Barić Ivo, Staufner Christian, Augoustides-Savvopoulou Persephone, Chien Yin-Hsiu, Dobbelaere Dries, Grünert Sarah C, Opladen Thomas, Petković Ramadža Danijela, Rakić Bojana, Wedell Anna, Blom Henk J
Department of Pediatrics, University Hospital Center Zagreb, Kišpatićeva 12, Rebro, 10000, Zagreb, Croatia.
University of Zagreb, School of Medicine, Zagreb, Croatia.
J Inherit Metab Dis. 2017 Jan;40(1):5-20. doi: 10.1007/s10545-016-9972-7. Epub 2016 Sep 26.
Inherited methylation disorders are a group of rarely reported, probably largely underdiagnosed disorders affecting transmethylation processes in the metabolic pathway between methionine and homocysteine. These are methionine adenosyltransferase I/III, glycine N-methyltransferase, S-adenosylhomocysteine hydrolase and adenosine kinase deficiencies. This paper provides the first consensus recommendations for the diagnosis and management of methylation disorders. Following search of the literature and evaluation according to the SIGN-methodology of all reported patients with methylation defects, graded recommendations are provided in a structured way comprising diagnosis (clinical presentation, biochemical abnormalities, differential diagnosis, newborn screening, prenatal diagnosis), therapy and follow-up. Methylation disorders predominantly affect the liver, central nervous system and muscles, but clinical presentation can vary considerably between and within disorders. Although isolated hypermethioninemia is the biochemical hallmark of this group of disorders, it is not always present, especially in early infancy. Plasma S-adenosylmethionine and S-adenosylhomocysteine are key metabolites for the biochemical clarification of isolated hypermethioninemia. Mild hyperhomocysteinemia can be present in all methylation disorders. Methylation disorders do not qualify as primary targets of newborn screening. A low-methionine diet can be beneficial in patients with methionine adenosyltransferase I/III deficiency if plasma methionine concentrations exceed 800 μmol/L. There is some evidence that this diet may also be beneficial in patients with S-adenosylhomocysteine hydrolase and adenosine kinase deficiencies. S-adenosylmethionine supplementation may be useful in patients with methionine adenosyltransferase I/III deficiency. Recommendations given in this article are based on general principles and in practice should be adjusted individually according to patient's age, severity of the disease, clinical and laboratory findings.

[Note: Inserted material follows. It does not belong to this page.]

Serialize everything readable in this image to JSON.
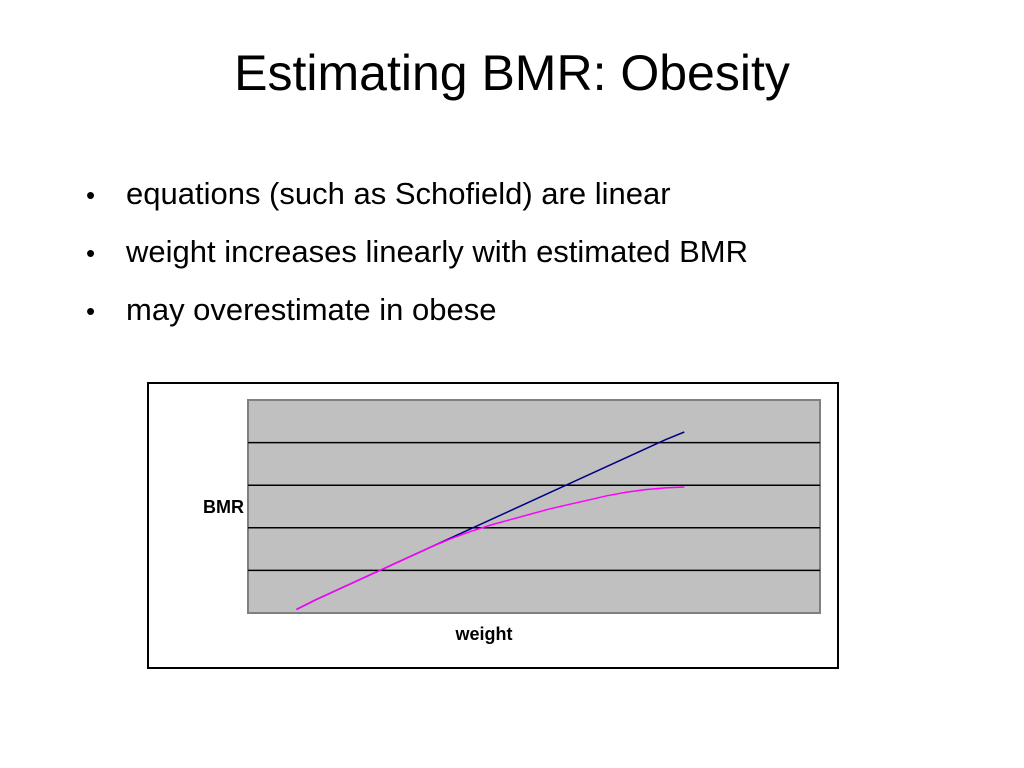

遗传性甲基化障碍是一组报道较少、可能在很大程度上未被诊断的疾病,影响蛋氨酸和同型半胱氨酸代谢途径中的转甲基过程。这些疾病包括蛋氨酸腺苷转移酶I/III、甘氨酸N-甲基转移酶、S-腺苷同型半胱氨酸水解酶和腺苷激酶缺乏症。本文首次提出了甲基化障碍诊断和管理的共识性建议。在检索文献并根据SIGN方法对所有报道的甲基化缺陷患者进行评估后,以结构化方式提供了分级建议,包括诊断(临床表现、生化异常、鉴别诊断、新生儿筛查、产前诊断)、治疗和随访。甲基化障碍主要影响肝脏、中枢神经系统和肌肉,但不同疾病之间以及同一疾病内部的临床表现可能有很大差异。虽然孤立性高蛋氨酸血症是这组疾病的生化标志,但并非总是存在,尤其是在婴儿早期。血浆S-腺苷蛋氨酸和S-腺苷同型半胱氨酸是孤立性高蛋氨酸血症生化诊断的关键代谢物。所有甲基化障碍患者都可能出现轻度高同型半胱氨酸血症。甲基化障碍不符合新生儿筛查的主要目标。如果血浆蛋氨酸浓度超过800μmol/L,低蛋氨酸饮食对蛋氨酸腺苷转移酶I/III缺乏症患者可能有益。有证据表明,这种饮食对S-腺苷同型半胱氨酸水解酶和腺苷激酶缺乏症患者也可能有益。补充S-腺苷蛋氨酸对蛋氨酸腺苷转移酶I/III缺乏症患者可能有用。本文给出的建议基于一般原则,在实践中应根据患者年龄、疾病严重程度、临床和实验室检查结果进行个体化调整。